Bacteria survive in cold, dry, Mars-like conditions
To eke out even the barest subsistence on Mars, a living thing would have to adapt to a formidable set of environmental challenges: an arid, often extremely cold landscape with miniscule amounts of oxygen in the atmosphere and no organic matter to eat. During a recent foray into a similarly inhospitable part of our own planet, scientists have discovered several species of bacteria that hint at what life on Mars, if it exists, might look like. These microbes survive on minerals in the surrounding rocks—minerals also found in the Martian surface.

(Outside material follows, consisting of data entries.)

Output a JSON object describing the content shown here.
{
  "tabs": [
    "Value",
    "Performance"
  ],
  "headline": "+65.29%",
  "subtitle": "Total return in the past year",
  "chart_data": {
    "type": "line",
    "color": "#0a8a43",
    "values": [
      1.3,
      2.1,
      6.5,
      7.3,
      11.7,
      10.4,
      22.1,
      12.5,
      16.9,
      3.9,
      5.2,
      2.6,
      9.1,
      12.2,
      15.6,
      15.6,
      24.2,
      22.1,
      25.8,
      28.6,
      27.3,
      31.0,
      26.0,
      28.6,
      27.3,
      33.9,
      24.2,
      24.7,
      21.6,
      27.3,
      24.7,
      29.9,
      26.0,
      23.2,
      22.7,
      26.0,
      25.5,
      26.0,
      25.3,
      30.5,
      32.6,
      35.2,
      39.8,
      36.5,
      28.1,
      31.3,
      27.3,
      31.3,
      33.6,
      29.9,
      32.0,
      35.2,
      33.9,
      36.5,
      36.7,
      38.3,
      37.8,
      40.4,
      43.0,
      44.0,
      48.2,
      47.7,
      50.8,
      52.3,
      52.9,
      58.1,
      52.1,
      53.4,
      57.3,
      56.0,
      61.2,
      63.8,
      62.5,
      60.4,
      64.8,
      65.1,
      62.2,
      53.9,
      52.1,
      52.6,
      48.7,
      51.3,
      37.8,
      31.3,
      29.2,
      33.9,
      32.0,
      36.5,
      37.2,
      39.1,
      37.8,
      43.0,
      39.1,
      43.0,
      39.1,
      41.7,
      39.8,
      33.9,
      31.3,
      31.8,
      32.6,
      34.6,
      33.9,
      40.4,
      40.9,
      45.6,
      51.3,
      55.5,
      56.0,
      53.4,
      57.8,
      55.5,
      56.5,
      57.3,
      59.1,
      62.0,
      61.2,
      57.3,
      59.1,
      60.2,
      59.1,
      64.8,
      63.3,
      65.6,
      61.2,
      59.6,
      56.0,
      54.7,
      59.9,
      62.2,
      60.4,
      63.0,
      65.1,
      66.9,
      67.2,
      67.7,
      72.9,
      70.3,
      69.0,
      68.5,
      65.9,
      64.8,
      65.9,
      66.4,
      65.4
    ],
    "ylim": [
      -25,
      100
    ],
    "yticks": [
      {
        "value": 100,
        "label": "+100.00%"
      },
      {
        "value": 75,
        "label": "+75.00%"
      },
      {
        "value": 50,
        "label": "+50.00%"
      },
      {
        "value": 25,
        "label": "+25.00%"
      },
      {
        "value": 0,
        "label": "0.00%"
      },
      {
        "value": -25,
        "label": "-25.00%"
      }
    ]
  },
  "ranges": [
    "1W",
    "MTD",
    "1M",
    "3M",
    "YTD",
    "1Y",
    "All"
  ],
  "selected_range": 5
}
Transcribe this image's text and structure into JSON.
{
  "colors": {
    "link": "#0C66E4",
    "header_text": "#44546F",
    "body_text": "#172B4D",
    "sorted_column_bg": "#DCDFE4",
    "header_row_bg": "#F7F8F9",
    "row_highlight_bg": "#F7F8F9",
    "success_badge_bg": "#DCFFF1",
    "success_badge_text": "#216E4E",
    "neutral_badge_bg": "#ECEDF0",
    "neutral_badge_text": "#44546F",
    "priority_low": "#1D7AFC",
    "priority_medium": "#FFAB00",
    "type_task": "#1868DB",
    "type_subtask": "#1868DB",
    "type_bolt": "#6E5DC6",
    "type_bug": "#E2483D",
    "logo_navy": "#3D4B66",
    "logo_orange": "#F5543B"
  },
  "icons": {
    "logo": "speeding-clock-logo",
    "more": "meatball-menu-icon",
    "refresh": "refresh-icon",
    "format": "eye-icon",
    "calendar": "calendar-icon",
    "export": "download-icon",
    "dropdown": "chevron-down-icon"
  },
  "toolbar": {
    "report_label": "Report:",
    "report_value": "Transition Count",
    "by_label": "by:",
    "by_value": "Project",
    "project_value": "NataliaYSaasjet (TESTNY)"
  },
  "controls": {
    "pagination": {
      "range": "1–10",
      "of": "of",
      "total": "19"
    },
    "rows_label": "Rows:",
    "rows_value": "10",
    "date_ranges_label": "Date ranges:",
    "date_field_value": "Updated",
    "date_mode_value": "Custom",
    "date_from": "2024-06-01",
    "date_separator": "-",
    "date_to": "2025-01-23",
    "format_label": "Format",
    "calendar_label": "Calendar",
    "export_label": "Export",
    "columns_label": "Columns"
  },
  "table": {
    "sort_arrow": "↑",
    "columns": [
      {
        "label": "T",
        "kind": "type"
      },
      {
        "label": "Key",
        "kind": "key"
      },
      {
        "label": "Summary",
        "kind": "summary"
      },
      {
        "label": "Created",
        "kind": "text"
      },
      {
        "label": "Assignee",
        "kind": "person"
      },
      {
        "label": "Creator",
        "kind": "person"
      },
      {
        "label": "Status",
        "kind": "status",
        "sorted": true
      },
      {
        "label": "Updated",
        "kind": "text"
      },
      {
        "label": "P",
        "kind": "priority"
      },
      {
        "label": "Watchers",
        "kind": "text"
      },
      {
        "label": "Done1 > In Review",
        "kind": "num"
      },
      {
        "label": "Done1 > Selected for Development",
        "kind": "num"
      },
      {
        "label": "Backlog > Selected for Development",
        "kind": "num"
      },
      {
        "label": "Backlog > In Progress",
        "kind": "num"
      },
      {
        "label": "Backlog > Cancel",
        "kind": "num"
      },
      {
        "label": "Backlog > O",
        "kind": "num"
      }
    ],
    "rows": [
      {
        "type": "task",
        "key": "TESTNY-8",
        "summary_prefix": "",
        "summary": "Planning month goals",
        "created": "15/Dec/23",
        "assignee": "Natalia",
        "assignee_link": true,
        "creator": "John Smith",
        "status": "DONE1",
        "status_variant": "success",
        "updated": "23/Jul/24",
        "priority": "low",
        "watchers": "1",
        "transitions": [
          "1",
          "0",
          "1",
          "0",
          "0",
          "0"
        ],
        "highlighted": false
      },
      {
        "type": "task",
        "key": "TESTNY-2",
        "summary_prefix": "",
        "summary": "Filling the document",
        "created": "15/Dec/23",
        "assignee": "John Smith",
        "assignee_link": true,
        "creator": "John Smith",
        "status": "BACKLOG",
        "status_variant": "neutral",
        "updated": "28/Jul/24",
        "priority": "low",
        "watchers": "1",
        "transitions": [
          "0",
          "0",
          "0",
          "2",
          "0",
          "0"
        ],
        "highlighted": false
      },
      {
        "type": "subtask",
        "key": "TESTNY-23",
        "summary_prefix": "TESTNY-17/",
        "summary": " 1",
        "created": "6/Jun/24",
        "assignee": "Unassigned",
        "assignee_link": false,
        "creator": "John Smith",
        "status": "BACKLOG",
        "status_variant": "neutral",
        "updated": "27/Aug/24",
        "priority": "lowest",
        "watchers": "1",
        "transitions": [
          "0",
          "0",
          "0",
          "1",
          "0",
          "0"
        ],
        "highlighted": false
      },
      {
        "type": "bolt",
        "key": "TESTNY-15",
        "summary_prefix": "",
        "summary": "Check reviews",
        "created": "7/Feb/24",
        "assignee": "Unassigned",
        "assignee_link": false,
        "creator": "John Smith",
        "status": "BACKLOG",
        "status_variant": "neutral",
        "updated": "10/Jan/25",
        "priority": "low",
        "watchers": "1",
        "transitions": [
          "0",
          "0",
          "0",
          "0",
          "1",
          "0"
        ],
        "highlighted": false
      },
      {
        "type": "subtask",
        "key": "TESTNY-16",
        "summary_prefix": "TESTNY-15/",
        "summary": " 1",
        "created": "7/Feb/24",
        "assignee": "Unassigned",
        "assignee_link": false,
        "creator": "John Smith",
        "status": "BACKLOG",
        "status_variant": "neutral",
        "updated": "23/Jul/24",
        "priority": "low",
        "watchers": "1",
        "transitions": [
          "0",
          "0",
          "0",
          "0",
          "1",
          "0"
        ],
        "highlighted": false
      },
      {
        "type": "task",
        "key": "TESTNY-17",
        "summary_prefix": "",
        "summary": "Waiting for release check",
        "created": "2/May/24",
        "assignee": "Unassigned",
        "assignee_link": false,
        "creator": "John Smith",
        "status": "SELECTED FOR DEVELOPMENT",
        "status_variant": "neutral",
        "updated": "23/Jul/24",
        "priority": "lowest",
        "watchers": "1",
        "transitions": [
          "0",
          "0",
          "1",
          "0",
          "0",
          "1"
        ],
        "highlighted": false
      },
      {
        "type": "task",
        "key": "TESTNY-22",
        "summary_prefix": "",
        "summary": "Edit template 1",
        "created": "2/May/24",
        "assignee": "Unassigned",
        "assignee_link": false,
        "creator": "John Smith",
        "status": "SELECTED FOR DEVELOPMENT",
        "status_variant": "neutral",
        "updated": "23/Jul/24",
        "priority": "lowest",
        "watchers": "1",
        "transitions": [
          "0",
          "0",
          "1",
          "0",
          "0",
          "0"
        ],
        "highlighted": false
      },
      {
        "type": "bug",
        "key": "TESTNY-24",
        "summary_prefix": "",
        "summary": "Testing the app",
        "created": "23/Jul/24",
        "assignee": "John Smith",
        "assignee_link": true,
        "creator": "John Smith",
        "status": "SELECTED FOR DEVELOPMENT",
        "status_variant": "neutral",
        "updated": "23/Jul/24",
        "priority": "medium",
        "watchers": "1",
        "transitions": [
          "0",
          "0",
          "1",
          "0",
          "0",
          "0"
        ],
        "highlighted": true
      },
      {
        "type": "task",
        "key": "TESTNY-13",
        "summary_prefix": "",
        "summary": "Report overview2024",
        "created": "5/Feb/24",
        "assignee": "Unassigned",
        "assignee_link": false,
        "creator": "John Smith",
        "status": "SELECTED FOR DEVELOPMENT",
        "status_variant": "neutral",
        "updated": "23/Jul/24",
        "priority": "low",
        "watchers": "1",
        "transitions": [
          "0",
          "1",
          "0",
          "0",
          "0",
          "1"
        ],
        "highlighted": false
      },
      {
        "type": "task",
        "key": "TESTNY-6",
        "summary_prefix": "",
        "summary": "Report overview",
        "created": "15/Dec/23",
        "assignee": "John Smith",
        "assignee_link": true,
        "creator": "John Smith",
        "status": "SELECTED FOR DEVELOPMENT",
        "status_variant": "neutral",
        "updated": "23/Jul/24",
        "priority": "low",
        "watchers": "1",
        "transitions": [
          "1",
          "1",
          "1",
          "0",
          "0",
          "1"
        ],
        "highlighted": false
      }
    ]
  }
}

The bacteria were living beneath a thin layer of ice coating a lava tube, a subterranean tunnel lava once flowed through, high in the Cascade Mountains. These frigid, dry conditions—an environment similar to Mars, albeit less extreme—are devoid of typical food sources, and the layer of ice blocks out much of the oxygen from the atmosphere. Rather than breaking down sugars and other nutrients, the bacteria have evolved to get by on what’s available: lots and lots of rock. They glean energy from a simple chemical reaction with the iron in olivine, a mineral abundant in the basalt rock of the lava tube and present in rocks on Mars as well. If olivine can sustain life in a milder proxy of the Martian environment, that gives researchers something to look for when searching for life on the red planet.